College is meant to be challenging and students entering college assumedly have a high school diploma or equivalent that presumably has prepared them for the classes they will take to earn their college degree. Barber’s situation is symptomatic of a problem that is not limited to just students in sports programs, students who are frequently selected for playing ability rather than academic capability, but is a problem that exemplifies the fact that many students graduate from high school without the skills necessary to succeed in college or even in the work force.
How is it that Barber got from elementary school to high school without being identified as having a problem with reading? It must have been evident early on that he was struggling well before it was known that he would be a great tailback for Auburn yet like so many other students in schools across the country, he must have been pushed from one grade to the next without having the basic skills required to make it through successive grades.
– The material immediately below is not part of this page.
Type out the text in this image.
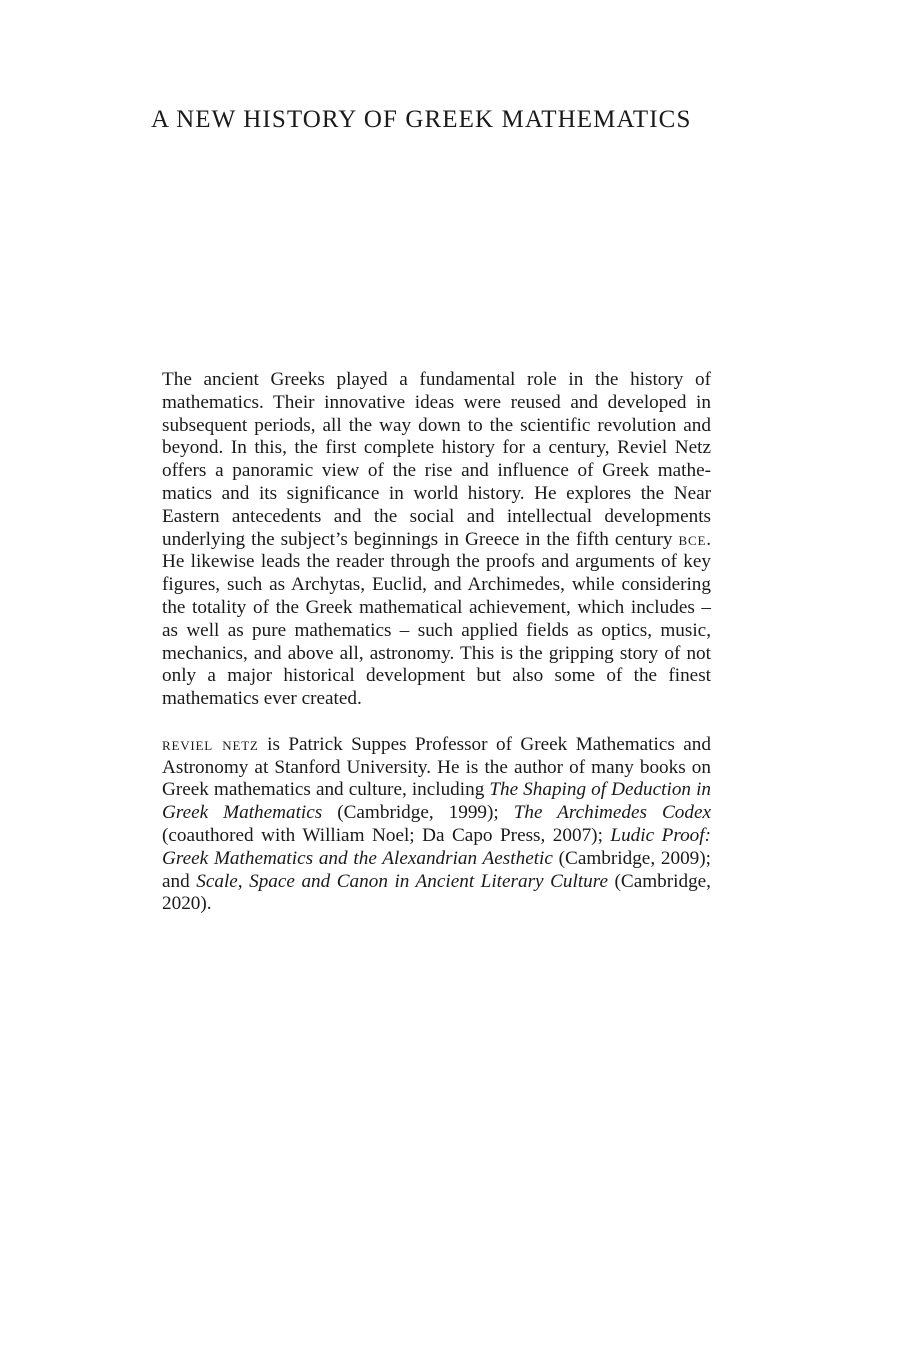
A NEW HISTORY OF GREEK MATHEMATICS

The ancient Greeks played a fundamental role in the history of mathematics. Their innovative ideas were reused and developed in subsequent periods, all the way down to the scientific revolution and beyond. In this, the first complete history for a century, Reviel Netz offers a panoramic view of the rise and influence of Greek mathematics and its significance in world history. He explores the Near Eastern antecedents and the social and intellectual developments underlying the subject’s beginnings in Greece in the fifth century bce. He likewise leads the reader through the proofs and arguments of key figures, such as Archytas, Euclid, and Archimedes, while considering the totality of the Greek mathematical achievement, which includes – as well as pure mathematics – such applied fields as optics, music, mechanics, and above all, astronomy. This is the gripping story of not only a major historical development but also some of the finest mathematics ever created.

reviel netz is Patrick Suppes Professor of Greek Mathematics and Astronomy at Stanford University. He is the author of many books on Greek mathematics and culture, including The Shaping of Deduction in Greek Mathematics (Cambridge, 1999); The Archimedes Codex (coauthored with William Noel; Da Capo Press, 2007); Ludic Proof: Greek Mathematics and the Alexandrian Aesthetic (Cambridge, 2009); and Scale, Space and Canon in Ancient Literary Culture (Cambridge, 2020).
There is a lot of talk about testing and accountability and with the Common Core Standards now being adopted by many states, there is a supposition that the standards for education will be equalized in most American schools. Yet even as this test is being introduced, it won’t change the fact that many students are slipping through the cracks, no, actually falling through yawning crevices. Anyone involved in education in any way and denies this is lying or stupid. The standards are being lowered. The so-called accountability and testing is all about money. The easy way out is to blame teachers so the administration and policy makers look good, can tout skewed statistics and make more money. Nobody says “wait a minute that kid can’t read and he just graduated from high school.” This kid should have been helped from the moment any indication of learning difficulties surfaced. Teachers and parents no doubt see this, but are for one reason or another, not speaking up.
So here’s Peyton Barber, who has gone from trailing behind because he had dyslexia that no one noticed until he got to college to being an up and coming tailback. Who’s noticing the thousands of other kids who have dyslexia or for whatever reason cannot read. Does it mean that unless you are a great athlete and can generate lots of money for a schools’ athletic program no one really cares? Yes.
In America education is free. It’s your fault if you can’t read, get ahead, get a good job. Keep saying that long enough and get people to believe it, and that’ll get the educational policy makers and the corporate executives who produce educational materials and tests off the hook.
It ain’t about helping kids. Those are empty words.